Processing datasets with pandas (2)

Yesterday explained about dataset processing with pandas, but it is a continuation.

Normalize the data

Actually, articles so far also casually appeared normalization, but I think I didn't explain it properly.

** Normalize ** in statistics is to transform data of different criteria according to certain criteria to make it easier to use.

For example, let's say you have 90 points in Japanese and 70 points in math. If you simply compare the numbers, you will get better grades in the national language, but what if the average score in the national language is 85 points and the average score in mathematics is 55 points? The advantage of normalization is that you can compare data with different criteria in this way.

Generally, it means converting the values so that the mean is 0 and the variance (and standard deviation) is 1.

This can be calculated with the following formula.

Normalized(A(n)) = \frac {(A(n) - μ(A))} {\sigma(A)}

That is, subtract the mean and divide by the standard deviation. This results in a mean of 0 and a standard deviation of 1.

Visualize normalization

It's best to move your hands and see everything with your eyes. Let's do the same with pandas.

First, divide the data frame by the total value in the column direction and normalize it so that the total sum is 1.

data.div(data.sum(1), axis=0)

Normalize in the interquartile range

(data - data.quantile(0.5).values) / (data.quantile(0.75)-data.quantile(0.25)).values

Logarithmic conversion

Logarithmic conversion is to create a variable that follows a normal distribution by taking the logarithm of the variable that follows a lognormal distribution. That is.
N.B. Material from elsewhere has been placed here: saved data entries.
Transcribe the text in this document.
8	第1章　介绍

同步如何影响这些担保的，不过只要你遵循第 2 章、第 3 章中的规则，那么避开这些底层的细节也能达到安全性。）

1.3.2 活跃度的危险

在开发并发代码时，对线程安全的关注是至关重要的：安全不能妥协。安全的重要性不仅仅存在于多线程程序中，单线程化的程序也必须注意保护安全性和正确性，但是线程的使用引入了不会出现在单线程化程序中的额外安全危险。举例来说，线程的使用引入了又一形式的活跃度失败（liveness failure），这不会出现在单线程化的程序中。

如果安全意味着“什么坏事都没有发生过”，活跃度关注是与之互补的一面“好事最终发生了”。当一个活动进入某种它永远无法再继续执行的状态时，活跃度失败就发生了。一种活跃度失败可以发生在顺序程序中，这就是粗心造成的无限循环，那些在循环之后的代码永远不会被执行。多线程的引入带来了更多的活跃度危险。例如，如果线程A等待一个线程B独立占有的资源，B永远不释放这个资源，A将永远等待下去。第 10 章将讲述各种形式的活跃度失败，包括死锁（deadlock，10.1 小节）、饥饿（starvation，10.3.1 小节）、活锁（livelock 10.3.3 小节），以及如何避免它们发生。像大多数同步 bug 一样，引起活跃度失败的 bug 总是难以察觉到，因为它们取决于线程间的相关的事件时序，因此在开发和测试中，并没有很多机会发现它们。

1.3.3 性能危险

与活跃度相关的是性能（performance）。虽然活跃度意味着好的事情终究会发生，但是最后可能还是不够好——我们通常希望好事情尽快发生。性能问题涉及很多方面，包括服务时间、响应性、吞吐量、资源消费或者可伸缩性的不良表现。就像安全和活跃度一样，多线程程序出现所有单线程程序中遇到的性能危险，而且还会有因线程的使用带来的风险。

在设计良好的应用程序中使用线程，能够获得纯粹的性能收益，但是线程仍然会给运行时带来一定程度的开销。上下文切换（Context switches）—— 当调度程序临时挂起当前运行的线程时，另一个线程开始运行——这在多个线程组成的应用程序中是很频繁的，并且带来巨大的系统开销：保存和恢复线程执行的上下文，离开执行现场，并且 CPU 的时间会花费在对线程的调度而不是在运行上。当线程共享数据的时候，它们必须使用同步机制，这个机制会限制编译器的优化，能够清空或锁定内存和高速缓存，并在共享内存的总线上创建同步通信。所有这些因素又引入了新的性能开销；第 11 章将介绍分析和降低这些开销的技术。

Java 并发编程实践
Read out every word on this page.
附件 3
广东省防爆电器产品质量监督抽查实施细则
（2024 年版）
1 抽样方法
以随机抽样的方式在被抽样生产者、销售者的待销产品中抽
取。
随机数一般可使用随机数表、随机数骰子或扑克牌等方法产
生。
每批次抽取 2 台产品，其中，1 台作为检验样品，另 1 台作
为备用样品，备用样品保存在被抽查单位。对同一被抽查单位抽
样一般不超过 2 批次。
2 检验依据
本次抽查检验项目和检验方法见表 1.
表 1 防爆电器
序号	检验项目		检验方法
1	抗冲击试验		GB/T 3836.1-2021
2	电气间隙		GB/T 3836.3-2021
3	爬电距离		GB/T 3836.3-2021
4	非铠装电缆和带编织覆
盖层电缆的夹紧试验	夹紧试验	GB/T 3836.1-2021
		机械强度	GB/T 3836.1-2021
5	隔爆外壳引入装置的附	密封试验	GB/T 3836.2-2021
Logarithmic conversion makes it easy to organize and express decimal numbers and huge numbers.

It may be easier to understand if it is expressed in code.

data.apply(np.log)

Find the migration rate

The movement rate (increase rate) is a numerical value that indicates how much the movement has changed with respect to a certain standard value.

pct_change () converts the data frame values to migration rates. The point to keep in mind is that the first number has no front, so the migration rate is NaN. The migration rate also casually appeared in Previous article.

data.T.pct_change().dropna(axis=0)

As I introduced yesterday, you can make a table by deleting missing values. However, it is a little confusing because the first value of the graph becomes large.

Save IPython work history

It is not directly related to the processing of the dataset, but it would be nice to be able to output the results of the IPython trials to a file and save them. If you have made the correct trial, you can use it as a script as it is, and it will be more reusable, such as extracting the code from the work history.

import readline
readline.write_history_file("history.py")

This saves the history of the code you type into IPython as history.py. It's very convenient.

Summary

This time as well, we have summarized various processes that are often used when processing datasets.